Kingfisher
- Cover of first edition
- Author: Patricia A. McKillip
- Language: English
- Genre: Fantasy
- Publisher: Ace Books
- Publication date: 2016
- Publication place: United States
- Media type: Print (hardcover), ebook
- Pages: 346
- ISBN: 978-0-425-27176-6

= Kingfisher (McKillip novel) =

2016 fantasy novel by Patricia A. McKillip

Kingfisher is a fantasy novel by Patricia A. McKillip. It was first published in hardcover and ebook by Ace Books in February 2016. The first British edition was published in ebook by Gateway/Orion in June 2017.

==Summary==
The novel is an Arthurian grail quest type of story set in a world "in which the modern lives side-by-side with the mythical," with kings, knights and magic co-existing with automobiles, electricity, and even cell phones.

Restless young Pierce Oliver chafes in his life working for the restaurant of his sorceress mother Heloise. A band of lost knights gives him a taste of a larger world, and he decides to seek his fortune in Severluna, the capital of the Wyvern King Arden. This infuriates Heloise, who reveals that Pierce's absent father had himself been a knight of King Arden's court, and after living with Heloise a year had abandoned her and returned to it, taking with him their older son. Pregnant at the time with Pierce, and determined not to lose him as well, she had kept in ignorance of his heritage.

Despite this revelation, Pierce leaves anyway. On the way to Severluna he witnesses a strange ritual at the Kingfisher Inn in nearby Chimera Bay. We are introduced to a cook there, Carrie, daughter of Merle, who has her own family problems and mysteries.

Prince Daimon, illegitimate youngest son of King Arden, is a third viewpoint character, whose life is changed with his father reveals the truth about his mother and her hidden realm. In the wake of this revelation the king gathers his knights and announces a quest to find a magical cauldron, an ancient, powerful artifact, entangling the lives of all three protagonists.

==Reception==
Kirkus Reviews calls the novel a "delicately wrought, twinkle-eyed fantasy from the accomplished author of The Bards of Bone Plain," who "skillfully blends a thoroughly modern passion for technology and seafood with folklore, myth, and magic in a narrative consistently full of surprises," though "[t]he characters ... aren't always fully drawn," and "[i]t's disconcerting to realize that most of McKillip's characters have, at first, no idea what's going on--and the few that do are saying nothing." The reviewer finds that "the overlarge back story too often merely tantalizes," but "Fantasy lovers looking for a lighter touch amid all those vampires, zombies, werewolves, and industrial-strength malefactors will find this a refreshing change of pace."

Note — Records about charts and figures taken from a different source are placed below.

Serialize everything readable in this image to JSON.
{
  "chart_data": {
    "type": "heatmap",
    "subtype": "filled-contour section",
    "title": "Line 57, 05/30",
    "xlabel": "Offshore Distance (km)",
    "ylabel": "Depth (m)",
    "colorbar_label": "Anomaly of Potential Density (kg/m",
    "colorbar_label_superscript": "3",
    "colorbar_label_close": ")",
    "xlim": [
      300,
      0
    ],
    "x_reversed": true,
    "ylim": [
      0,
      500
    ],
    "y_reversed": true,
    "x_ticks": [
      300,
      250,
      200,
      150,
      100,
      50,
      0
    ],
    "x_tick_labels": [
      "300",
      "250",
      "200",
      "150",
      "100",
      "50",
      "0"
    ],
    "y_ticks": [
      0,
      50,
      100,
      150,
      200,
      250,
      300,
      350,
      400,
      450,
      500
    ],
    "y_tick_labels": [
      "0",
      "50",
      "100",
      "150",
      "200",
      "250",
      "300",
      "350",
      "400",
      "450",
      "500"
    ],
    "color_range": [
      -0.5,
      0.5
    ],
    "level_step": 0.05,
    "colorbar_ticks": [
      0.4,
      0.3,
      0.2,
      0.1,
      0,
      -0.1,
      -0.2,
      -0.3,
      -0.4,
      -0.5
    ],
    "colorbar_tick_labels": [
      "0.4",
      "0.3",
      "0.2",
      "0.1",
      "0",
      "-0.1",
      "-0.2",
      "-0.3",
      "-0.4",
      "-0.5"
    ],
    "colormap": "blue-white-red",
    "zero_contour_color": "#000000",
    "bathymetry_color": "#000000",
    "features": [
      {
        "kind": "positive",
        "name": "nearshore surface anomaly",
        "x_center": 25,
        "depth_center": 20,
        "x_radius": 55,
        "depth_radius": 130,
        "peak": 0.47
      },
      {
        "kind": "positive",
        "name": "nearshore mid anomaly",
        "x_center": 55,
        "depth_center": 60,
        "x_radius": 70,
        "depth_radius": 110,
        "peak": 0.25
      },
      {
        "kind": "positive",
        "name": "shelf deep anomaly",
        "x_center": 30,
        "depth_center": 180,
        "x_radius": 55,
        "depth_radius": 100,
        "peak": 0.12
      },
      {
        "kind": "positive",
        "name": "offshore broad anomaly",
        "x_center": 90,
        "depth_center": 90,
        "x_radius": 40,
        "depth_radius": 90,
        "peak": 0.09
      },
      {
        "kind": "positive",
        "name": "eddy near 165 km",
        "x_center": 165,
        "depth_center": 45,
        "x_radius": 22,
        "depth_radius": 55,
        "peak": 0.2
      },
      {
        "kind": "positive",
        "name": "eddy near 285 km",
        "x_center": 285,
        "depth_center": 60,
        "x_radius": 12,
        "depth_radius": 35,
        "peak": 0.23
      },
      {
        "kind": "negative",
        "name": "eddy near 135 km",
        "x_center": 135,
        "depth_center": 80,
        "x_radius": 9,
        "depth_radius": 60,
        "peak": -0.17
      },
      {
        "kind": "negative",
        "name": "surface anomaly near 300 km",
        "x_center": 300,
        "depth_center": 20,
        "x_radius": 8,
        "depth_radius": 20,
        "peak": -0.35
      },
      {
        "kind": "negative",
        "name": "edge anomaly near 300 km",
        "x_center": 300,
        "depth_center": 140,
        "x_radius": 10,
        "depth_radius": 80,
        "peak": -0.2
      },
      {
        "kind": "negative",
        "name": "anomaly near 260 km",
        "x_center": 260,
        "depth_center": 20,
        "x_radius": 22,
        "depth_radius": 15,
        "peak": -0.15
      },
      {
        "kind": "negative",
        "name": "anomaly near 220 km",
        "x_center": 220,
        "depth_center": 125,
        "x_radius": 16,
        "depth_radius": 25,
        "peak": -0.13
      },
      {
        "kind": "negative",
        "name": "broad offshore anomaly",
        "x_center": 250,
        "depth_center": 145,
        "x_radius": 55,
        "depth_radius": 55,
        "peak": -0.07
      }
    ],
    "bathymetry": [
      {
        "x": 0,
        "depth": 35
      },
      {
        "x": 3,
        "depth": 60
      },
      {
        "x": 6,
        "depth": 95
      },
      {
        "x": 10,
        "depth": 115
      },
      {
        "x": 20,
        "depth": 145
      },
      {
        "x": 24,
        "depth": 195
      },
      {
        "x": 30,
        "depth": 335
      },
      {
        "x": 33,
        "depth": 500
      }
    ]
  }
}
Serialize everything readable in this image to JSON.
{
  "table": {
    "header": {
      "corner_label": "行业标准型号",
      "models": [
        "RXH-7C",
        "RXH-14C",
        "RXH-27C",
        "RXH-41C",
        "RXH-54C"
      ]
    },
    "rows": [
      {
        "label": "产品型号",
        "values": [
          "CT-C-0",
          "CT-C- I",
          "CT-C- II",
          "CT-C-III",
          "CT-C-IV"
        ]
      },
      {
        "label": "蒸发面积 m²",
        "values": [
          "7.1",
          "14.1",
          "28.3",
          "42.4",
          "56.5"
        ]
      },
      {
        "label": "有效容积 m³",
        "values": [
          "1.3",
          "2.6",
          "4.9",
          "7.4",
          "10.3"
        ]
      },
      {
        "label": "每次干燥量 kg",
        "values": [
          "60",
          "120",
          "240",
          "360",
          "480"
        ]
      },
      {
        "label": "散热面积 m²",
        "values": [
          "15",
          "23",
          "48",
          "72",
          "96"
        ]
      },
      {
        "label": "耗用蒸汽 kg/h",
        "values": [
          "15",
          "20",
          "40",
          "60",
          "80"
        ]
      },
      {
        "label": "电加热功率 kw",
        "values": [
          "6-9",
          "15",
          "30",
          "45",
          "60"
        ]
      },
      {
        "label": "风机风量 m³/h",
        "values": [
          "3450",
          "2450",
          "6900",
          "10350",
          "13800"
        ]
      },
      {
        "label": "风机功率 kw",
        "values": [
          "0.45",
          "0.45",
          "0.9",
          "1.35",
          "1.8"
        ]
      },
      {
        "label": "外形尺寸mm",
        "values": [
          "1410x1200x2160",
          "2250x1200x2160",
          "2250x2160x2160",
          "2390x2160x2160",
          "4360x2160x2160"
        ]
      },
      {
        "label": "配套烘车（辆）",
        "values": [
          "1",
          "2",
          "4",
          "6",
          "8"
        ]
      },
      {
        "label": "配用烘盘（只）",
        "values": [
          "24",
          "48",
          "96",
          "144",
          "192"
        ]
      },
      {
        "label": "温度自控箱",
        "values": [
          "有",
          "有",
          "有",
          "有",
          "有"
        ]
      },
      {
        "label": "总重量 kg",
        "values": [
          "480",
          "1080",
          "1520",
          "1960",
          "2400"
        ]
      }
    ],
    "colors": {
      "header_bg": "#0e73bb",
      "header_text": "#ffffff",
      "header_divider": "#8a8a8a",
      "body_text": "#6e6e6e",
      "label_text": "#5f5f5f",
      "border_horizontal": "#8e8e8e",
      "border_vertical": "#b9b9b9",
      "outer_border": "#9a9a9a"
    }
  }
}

Charles de Lint in The Magazine of Fantasy & Science Fiction writes "A NEW Patricia McKillip book is always a cause for celebration. McKillip has never disappointed me, regardless of how she flits about genres. She’s written high fantasy, contemporary fantasy, science fiction, and horror, leaving her own distinct fingerprint on each so that in the end the best classification is that she writes McKillip novels." He notes "The title of the book—Kingfisher—is a giveaway as to its underlying theme. This is an Arthurian story, through and through, with all the familiar elements set slightly askew but no less recognizable for that." He further states that "Kingfisher is McKillip writing at the peak of her game — which is amazing when you consider how long she’s been at it. I loved the richness of the story and characters, the mingling of old with new, mythic with contemporary, and can’t wait to reread it."

Michelle West, also in The Magazine of Fantasy & Science Fiction, gives the book a "highly recommended" rating, praising McKillip as "an author of my youth who has never been visited by the suck fairies — or, putting it another way, rereading her as I get older reveals layers and textures in her writing I missed the first time through." She notes that "[t]here is more — there's always more, in McKillip's work. She has always been adept at creating people who are profoundly human, but she has also been the master of magic, of creating magic that feels wild and larger than life and all-encompassing. In lesser hands, the magic becomes the focus; in McKillip's, it's wed, always, to the people whom it affects, and the results of this are almost alchemical; she takes the base materials and transmutes the whole into pure gold. She lets people be people in all their complications: their wrongs, their rights, their strengths and weaknesses."

The novel was also reviewed by Gary K. Wolfe in Locus no. 664, May 2016, and Gautam Bhatia (2016) in Strange Horizons, 12 September 2016.

==Awards==
The novel won the 2017 Mythopoeic Fantasy Award for Adult Literature, and placed twelfth in the 2017 Locus Poll Award for Best Fantasy Novel.